The uncus was also identified as a region contributing significantly to prediction accuracy. Furthermore, uncus activation was significantly correlated with worry and overall anxiety severity. Although the uncus has not been highlighted in previous studies of anxiety disorders, it has previously been associated with anxiety levels in response to emotional stimuli (Ewbank et al, 2009; Klumpp et al, 2011). Given the dearth of previous research examining neuroimaging predictors of therapy outcome in anxiety, the identification by the random forest model of non-hypothesized regions, including the uncus, underscores the benefit of an approach that is not constrained to known ROIs.

Perhaps the most studied region in anxiety is the amygdala, which has been robustly linked to the acquisition, experience, and expression of fear (Davis, 1992), and is hyperactive in anxiety disorders (Etkin and Wager, 2007). However, previous studies have not found amygdala activation to consistently predict anxiety treatment outcome (Nitschke et al, 2009; Whalen et al, 2008). The amygdala was not identified as a region contributing to treatment response prediction in the present study. It is possible that although the amygdala’s important role in the anxiety pathology its variability is less important for predicting who will respond to a particular treatment and who will not.

Limitations

One limitation of the present findings is the relatively small sample. Through the use of bootstrapping, random forest models generate reliable predictions even with small sample sizes and are not prone to over-fitting. However, though larger than previous investigations (eg, Nitschke et al, 2009; Whalen et al, 2008), the current sample may still be too small to statistically compare models with traditional hypothesis testing, and therefore strict conclusions about model comparisons are limited.

Another potential limitation is the combination of the two diagnostic groups. Whether mechanisms predicting treatment outcomes are consistent within anxiety disorders broadly or specific to each diagnosis remains an open question. Our sample included anxious adults with either clinically predominant GAD or PD. The rationale for this was partially theoretical, based on the trans-diagnostic approach of both the treatment (Craske et al, 2009) and the task used during brain imaging (Ball et al, 2013), and partially practical, to increase statistical power.
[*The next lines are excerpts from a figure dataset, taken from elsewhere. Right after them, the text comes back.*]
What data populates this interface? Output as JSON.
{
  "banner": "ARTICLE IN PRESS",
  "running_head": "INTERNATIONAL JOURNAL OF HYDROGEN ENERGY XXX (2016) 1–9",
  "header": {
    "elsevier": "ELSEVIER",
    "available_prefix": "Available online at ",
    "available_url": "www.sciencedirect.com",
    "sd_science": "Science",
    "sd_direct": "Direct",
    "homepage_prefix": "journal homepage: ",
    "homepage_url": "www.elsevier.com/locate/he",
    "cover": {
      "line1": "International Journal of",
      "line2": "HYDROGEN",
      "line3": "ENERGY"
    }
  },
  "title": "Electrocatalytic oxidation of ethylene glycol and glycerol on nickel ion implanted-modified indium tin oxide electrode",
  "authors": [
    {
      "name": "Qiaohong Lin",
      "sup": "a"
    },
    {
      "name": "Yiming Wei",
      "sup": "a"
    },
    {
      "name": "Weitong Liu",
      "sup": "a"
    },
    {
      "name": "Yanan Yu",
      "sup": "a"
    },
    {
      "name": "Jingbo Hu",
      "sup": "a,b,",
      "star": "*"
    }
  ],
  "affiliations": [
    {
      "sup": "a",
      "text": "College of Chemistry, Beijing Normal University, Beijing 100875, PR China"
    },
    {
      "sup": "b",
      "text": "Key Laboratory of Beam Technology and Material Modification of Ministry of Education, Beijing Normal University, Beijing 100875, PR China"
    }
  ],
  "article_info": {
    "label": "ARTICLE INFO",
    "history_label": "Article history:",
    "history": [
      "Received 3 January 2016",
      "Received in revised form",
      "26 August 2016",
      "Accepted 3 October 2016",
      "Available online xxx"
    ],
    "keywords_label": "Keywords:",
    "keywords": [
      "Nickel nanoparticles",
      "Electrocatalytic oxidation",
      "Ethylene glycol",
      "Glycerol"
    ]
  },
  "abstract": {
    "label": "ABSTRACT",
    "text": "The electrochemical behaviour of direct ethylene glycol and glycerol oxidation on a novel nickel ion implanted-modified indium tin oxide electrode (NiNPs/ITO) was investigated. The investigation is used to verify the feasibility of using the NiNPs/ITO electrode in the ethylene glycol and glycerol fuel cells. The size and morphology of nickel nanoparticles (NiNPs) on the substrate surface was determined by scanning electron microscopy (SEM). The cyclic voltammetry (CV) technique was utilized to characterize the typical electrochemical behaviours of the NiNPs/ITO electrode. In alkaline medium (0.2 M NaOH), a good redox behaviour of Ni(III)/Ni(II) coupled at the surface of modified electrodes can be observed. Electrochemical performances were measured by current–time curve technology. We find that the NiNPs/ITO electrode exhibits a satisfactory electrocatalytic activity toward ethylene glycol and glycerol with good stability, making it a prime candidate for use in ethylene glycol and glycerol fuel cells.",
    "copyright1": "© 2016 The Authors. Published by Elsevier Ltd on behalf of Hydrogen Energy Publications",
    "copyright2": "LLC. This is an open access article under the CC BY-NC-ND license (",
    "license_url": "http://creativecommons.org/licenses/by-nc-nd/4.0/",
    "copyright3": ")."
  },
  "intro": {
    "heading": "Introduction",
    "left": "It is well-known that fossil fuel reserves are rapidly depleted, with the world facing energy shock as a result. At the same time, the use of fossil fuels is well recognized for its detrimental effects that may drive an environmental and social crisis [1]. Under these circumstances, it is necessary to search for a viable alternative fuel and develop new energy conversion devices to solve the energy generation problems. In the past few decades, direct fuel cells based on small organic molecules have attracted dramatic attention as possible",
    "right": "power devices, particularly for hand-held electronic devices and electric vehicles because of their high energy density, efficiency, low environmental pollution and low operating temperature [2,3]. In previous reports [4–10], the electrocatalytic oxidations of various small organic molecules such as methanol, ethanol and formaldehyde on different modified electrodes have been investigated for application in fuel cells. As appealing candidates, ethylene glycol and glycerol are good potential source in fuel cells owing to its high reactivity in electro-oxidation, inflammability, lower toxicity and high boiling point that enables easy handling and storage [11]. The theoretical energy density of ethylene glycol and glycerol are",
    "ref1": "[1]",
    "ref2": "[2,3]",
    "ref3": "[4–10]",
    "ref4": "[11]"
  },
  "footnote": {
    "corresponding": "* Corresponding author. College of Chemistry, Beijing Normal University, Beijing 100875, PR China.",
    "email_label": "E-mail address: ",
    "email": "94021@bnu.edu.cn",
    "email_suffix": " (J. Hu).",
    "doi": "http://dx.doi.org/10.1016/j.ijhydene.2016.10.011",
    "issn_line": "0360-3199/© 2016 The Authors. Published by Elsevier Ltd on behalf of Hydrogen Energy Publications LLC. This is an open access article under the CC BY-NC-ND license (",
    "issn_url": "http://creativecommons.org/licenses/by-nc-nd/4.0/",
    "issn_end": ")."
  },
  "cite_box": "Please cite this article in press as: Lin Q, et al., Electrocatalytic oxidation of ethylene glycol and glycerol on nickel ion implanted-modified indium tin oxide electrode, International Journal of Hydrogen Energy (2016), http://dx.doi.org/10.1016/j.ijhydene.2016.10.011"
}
We also report results from random forest models built using GAD or PD participants separately (Supplementary Material). These models also show strong test characteristics.

The present study examined response to a CBT protocol with established efficacy (Craske et al, 2009) and therefore did not include a waitlist or control group. The findings therefore may reflect a nonspecific tendency to improve with any intervention. Future research should utilize random forests in randomized clinical trials in order to establish whether the findings are specific to improvement with CBT. Examining differential treatment prediction will be especially important to assist clinicians in choosing among evidence-based treatments.

Finally, it is important to note that the regions identified in the present sample are exploratory and require replication. Although the use of bootstrapping in random forest is a significant strength, it does not remove the necessity for confirmatory testing of the identified regions in independent samples.

CONCLUSIONS

In conclusion, random forest models built with fMRI can provide single-subject predictions with good test characteristics. These preliminary data suggest that fMRI may have a role in predicting treatment outcomes. Future research should build on these findings by testing them in a larger sample and by continuing to use random forest methodology to develop predictive models with clinical relevance.

FUNDING AND DISCLOSURE

Supported by the NIMH Grants MH65413 and MH64122 to MBS. MBS reports that he is paid for his editorial work at UpToDate, Inc. and Depression and Anxiety (Wiley), as well as for consulting work at Care Management Technologies. All the other authors declare no conflicts of interest.